De saldo, eu diria que as pessoas tem muita dificuldade em leitura e interpretação de texto (*algo que eu, professora de História, já sabia*) e escrevem muito mal.  Falta coerência e coesão, fora, claro, concordância e problemas diversos de grafia que são consistentes demais para que tenham sido fruto da simples falta de uma releitura.  Em linhas gerais, a gente entende.  Não sou nenhum primor de escritora, não estou exigindo a norma culta, sou adepta da linha do Marcos Bagno, mas vários comentários são expressão da confusão mental das pessoas, do terror que está instalado na internet, e difíceis de compreender na sua totalidade.

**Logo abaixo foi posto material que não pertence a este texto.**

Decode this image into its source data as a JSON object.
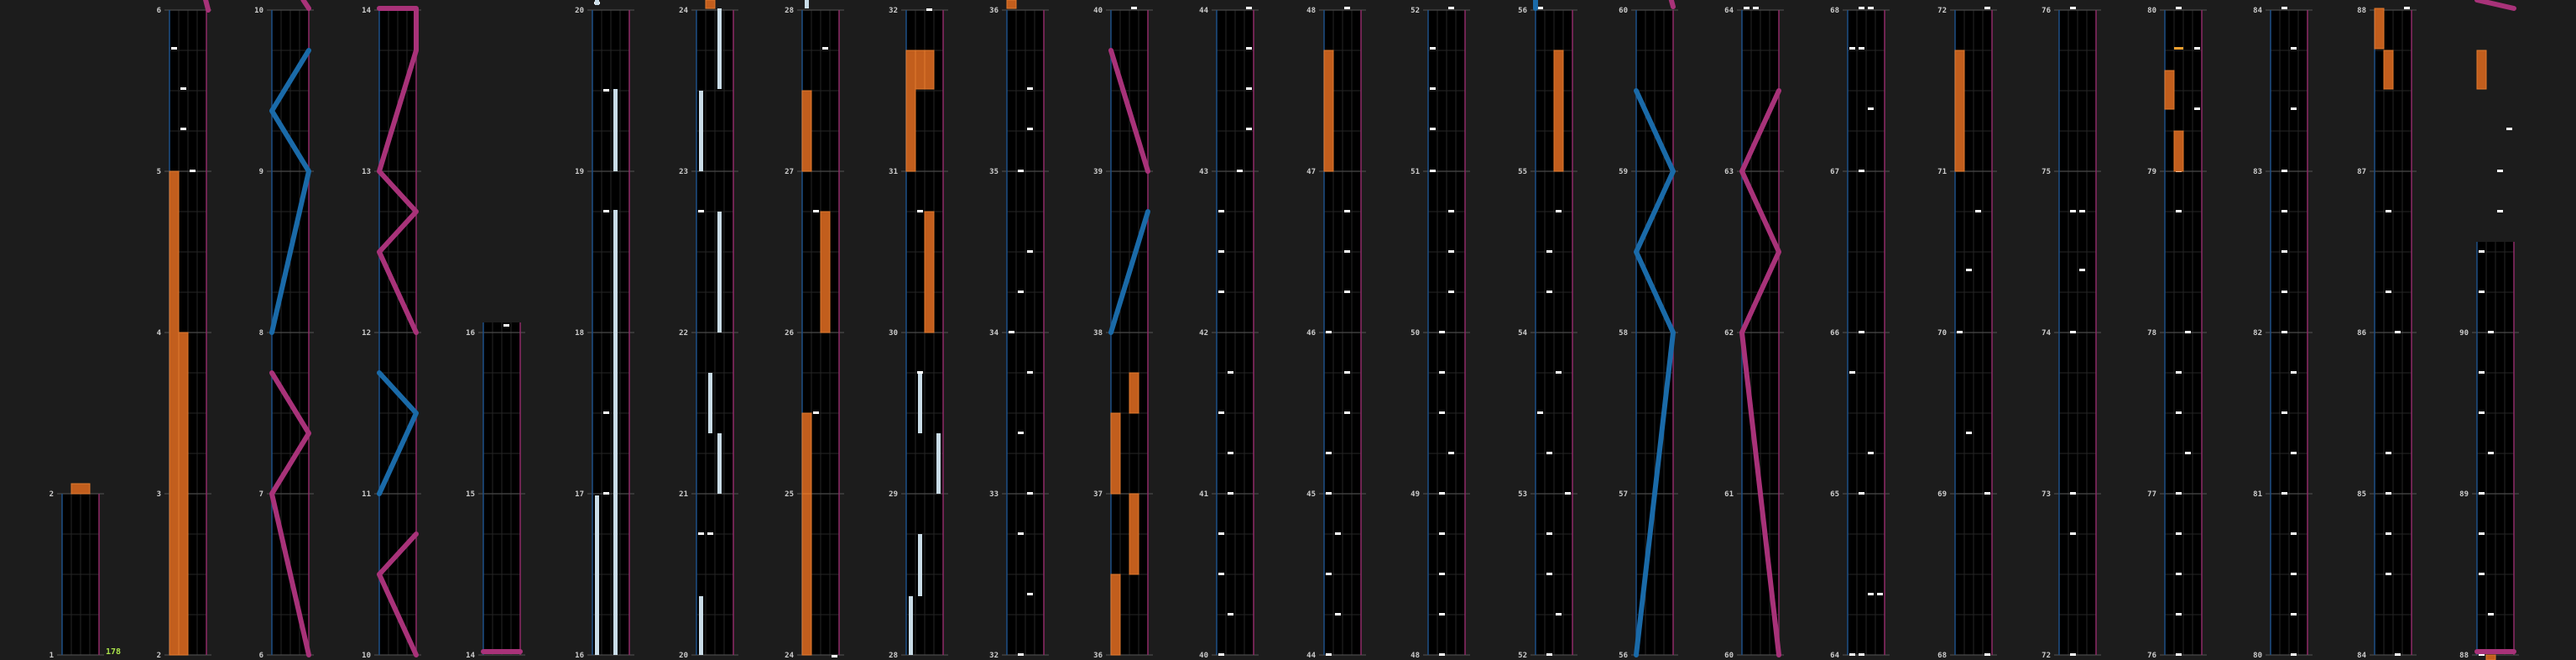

É triste, mas o conjunto dos pequenos textos que deixaram nesse post popular somente por causa da histeria das pessoas daria um artigo.

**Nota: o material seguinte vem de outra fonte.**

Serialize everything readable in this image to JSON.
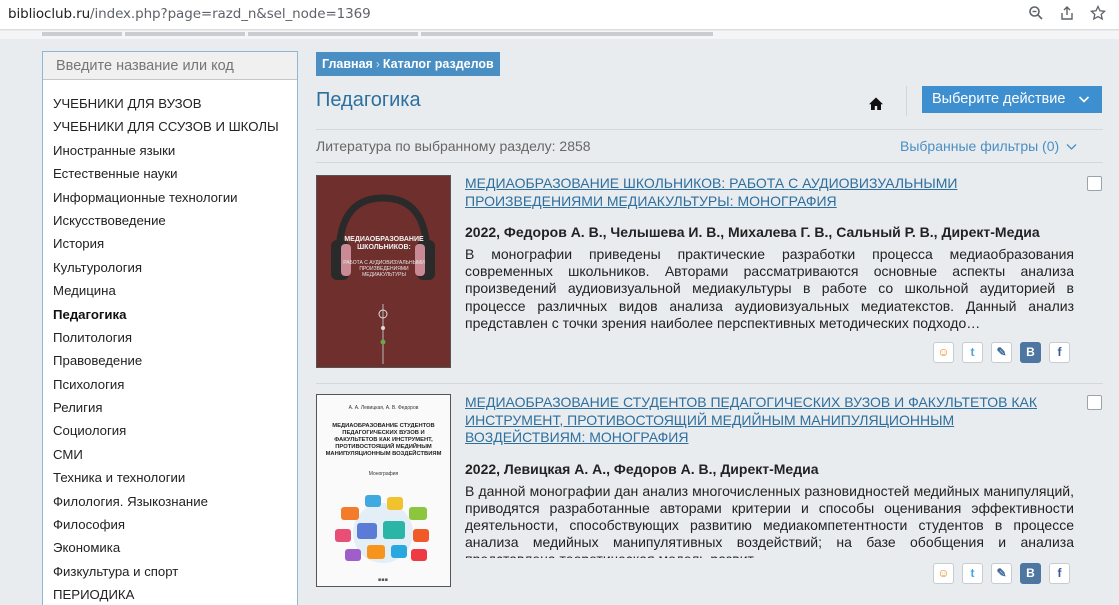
{
  "browser": {
    "url_domain": "biblioclub.ru",
    "url_rest": "/index.php?page=razd_n&sel_node=1369"
  },
  "sidebar": {
    "search_placeholder": "Введите название или код",
    "items": [
      {
        "label": "УЧЕБНИКИ ДЛЯ ВУЗОВ"
      },
      {
        "label": "УЧЕБНИКИ ДЛЯ ССУЗОВ И ШКОЛЫ"
      },
      {
        "label": "Иностранные языки"
      },
      {
        "label": "Естественные науки"
      },
      {
        "label": "Информационные технологии"
      },
      {
        "label": "Искусствоведение"
      },
      {
        "label": "История"
      },
      {
        "label": "Культурология"
      },
      {
        "label": "Медицина"
      },
      {
        "label": "Педагогика",
        "active": true
      },
      {
        "label": "Политология"
      },
      {
        "label": "Правоведение"
      },
      {
        "label": "Психология"
      },
      {
        "label": "Религия"
      },
      {
        "label": "Социология"
      },
      {
        "label": "СМИ"
      },
      {
        "label": "Техника и технологии"
      },
      {
        "label": "Филология. Языкознание"
      },
      {
        "label": "Философия"
      },
      {
        "label": "Экономика"
      },
      {
        "label": "Физкультура и спорт"
      },
      {
        "label": "ПЕРИОДИКА"
      }
    ]
  },
  "breadcrumb": {
    "home": "Главная",
    "catalog": "Каталог разделов"
  },
  "main": {
    "title": "Педагогика",
    "action_button": "Выберите действие",
    "count_text": "Литература по выбранному разделу: 2858",
    "filters_text": "Выбранные фильтры (0)"
  },
  "books": [
    {
      "title": "МЕДИАОБРАЗОВАНИЕ ШКОЛЬНИКОВ: РАБОТА С АУДИОВИЗУАЛЬНЫМИ ПРОИЗВЕДЕНИЯМИ МЕДИАКУЛЬТУРЫ: МОНОГРАФИЯ",
      "meta": "2022, Федоров А. В., Челышева И. В., Михалева Г. В., Сальный Р. В., Директ-Медиа",
      "description": "В монографии приведены практические разработки процесса медиаобразования современных школьников. Авторами рассматриваются основные аспекты анализа произведений аудиовизуальной медиакультуры в работе со школьной аудиторией в процессе различных видов анализа аудиовизуальных медиатекстов. Данный анализ представлен с точки зрения наиболее перспективных методических подходо…",
      "cover_title": "МЕДИАОБРАЗОВАНИЕ ШКОЛЬНИКОВ:",
      "cover_subtitle": "РАБОТА С АУДИОВИЗУАЛЬНЫМИ ПРОИЗВЕДЕНИЯМИ МЕДИАКУЛЬТУРЫ"
    },
    {
      "title": "МЕДИАОБРАЗОВАНИЕ СТУДЕНТОВ ПЕДАГОГИЧЕСКИХ ВУЗОВ И ФАКУЛЬТЕТОВ КАК ИНСТРУМЕНТ, ПРОТИВОСТОЯЩИЙ МЕДИЙНЫМ МАНИПУЛЯЦИОННЫМ ВОЗДЕЙСТВИЯМ: МОНОГРАФИЯ",
      "meta": "2022, Левицкая А. А., Федоров А. В., Директ-Медиа",
      "description": "В данной монографии дан анализ многочисленных разновидностей медийных манипуляций, приводятся разработанные авторами критерии и способы оценивания эффективности деятельности, способствующих развитию медиакомпетентности студентов в процессе анализа медийных манипулятивных воздействий; на базе обобщения и анализа представлена теоретическая модель развит…",
      "cover_authors": "А. А. Левицкая, А. В. Федоров",
      "cover_title": "МЕДИАОБРАЗОВАНИЕ СТУДЕНТОВ ПЕДАГОГИЧЕСКИХ ВУЗОВ И ФАКУЛЬТЕТОВ КАК ИНСТРУМЕНТ, ПРОТИВОСТОЯЩИЙ МЕДИЙНЫМ МАНИПУЛЯЦИОННЫМ ВОЗДЕЙСТВИЯМ",
      "cover_label": "Монография"
    }
  ],
  "colors": {
    "accent": "#3d8fd0",
    "link": "#2d6f9f",
    "cover1": "#6e2f2d"
  }
}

O fato é que vivemos um momento muito complicado.  A internet deu voz aos que não tem voz e isso é muito bom por um lado, democracia não deve ser deplorada, mas, ao mesmo tempo, permite que as pessoas despejem uma quantidade de preconceitos, ódios, falta de educação (*aquela que a gente recebe em casa*) e neuroses em proporções cavalares.  É o que eu vejo nesse post de menor importância, ele é retrato da atenção desmedida que as pessoas estão dando para as cortinas de fumaça que os setores que ajudaram a derrubar o governo Dilma estão criando, enquanto os que os remuneram, e mandam de verdade no Brasil, vendem as riquezas do país e retiram nossos direitos.  Daí, trocarem a voz dos cachorrinhos - como já trocaram de outros desenhos tantas vezes - vira um atentado deliberado á inocência da infância, á família tradicional brasileira, com o intuito de corroer os pilares da nossa sociedade.  

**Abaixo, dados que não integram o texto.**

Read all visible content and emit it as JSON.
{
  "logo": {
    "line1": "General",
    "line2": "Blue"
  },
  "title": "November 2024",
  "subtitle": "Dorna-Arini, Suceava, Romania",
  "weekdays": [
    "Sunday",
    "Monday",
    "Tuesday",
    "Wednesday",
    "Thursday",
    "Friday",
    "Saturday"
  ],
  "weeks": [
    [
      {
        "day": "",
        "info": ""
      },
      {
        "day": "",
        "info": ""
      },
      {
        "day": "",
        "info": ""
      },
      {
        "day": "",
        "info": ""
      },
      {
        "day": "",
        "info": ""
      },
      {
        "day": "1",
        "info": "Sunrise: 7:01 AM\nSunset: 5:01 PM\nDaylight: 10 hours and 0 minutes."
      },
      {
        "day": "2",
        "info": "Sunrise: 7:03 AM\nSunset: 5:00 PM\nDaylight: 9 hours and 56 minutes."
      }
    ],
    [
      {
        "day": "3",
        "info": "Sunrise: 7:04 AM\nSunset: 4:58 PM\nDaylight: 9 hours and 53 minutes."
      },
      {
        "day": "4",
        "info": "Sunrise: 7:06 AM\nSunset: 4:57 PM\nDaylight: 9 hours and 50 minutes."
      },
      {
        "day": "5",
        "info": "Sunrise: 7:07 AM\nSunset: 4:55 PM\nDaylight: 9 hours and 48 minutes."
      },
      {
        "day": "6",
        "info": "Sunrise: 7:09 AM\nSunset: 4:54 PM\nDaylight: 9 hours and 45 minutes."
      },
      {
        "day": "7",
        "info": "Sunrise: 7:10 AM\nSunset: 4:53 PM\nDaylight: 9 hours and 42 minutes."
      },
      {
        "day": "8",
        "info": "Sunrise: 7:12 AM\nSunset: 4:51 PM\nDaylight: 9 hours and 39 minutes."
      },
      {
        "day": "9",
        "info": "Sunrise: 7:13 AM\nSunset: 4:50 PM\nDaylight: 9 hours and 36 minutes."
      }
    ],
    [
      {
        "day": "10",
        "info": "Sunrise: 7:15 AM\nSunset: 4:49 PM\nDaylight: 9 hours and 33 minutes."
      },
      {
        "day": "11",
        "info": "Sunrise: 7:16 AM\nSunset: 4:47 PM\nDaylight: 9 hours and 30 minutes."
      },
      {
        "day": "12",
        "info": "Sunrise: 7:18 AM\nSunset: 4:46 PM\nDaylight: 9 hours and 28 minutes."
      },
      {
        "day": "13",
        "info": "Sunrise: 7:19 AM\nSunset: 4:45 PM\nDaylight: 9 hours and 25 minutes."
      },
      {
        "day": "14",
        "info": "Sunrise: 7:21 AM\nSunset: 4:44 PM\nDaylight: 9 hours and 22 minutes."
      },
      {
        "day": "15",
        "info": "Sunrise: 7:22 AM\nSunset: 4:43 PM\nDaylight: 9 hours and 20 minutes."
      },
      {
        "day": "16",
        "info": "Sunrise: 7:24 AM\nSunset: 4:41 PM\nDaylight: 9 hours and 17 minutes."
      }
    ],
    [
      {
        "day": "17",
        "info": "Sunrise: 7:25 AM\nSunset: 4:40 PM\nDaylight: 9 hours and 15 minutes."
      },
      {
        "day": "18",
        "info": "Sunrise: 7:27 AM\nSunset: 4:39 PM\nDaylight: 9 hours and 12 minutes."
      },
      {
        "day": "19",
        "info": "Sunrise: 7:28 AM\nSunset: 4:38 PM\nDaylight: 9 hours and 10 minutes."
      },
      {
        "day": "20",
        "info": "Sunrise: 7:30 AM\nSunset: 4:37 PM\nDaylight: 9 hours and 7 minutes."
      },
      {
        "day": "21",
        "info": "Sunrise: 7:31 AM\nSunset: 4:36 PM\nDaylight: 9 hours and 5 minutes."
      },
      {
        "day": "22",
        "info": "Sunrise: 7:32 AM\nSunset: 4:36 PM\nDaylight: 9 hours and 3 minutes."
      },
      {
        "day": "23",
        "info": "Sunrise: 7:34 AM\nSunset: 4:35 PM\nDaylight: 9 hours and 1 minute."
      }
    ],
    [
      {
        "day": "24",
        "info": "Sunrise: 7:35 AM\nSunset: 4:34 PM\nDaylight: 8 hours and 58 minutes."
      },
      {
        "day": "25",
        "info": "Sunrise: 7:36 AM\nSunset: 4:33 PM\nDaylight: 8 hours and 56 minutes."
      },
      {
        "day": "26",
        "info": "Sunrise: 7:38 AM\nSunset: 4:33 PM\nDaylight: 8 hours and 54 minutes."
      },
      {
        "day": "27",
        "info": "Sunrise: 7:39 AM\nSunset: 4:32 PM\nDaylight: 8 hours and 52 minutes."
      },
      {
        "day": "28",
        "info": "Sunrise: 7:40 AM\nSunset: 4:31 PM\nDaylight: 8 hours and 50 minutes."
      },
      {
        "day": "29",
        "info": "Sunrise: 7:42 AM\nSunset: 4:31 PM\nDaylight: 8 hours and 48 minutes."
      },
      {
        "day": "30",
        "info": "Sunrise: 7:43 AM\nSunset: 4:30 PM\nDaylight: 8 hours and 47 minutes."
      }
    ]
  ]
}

Repensar é importante sempre.
Terminando, houve uma propaganda política esta semana, não sei de qual partido de aluguel de direita, que começou alertando para a violência de gênero e os feminicídios, continuou convidando as mulheres a participarem da política (*há cotas obrigatórias a cumprir*) e terminou dizendo se opor a vil ideologia de gênero e que vamos continuar, sim, chamando nossas meninas de princesas e nossos meninos de príncipes.  É um nonsense total, já que junta demandas e vitórias feministas, linguajar feminista, para terminar em uma apologia confusa aos papéis tradicionais de gênero.  De qualquer forma, se nada faz sentido, ou precisa fazer, já aviso uma coisa, na minha casa não chamamos ninguém de príncipe, ou princesa, porque somos REPUBLICANOS, OK?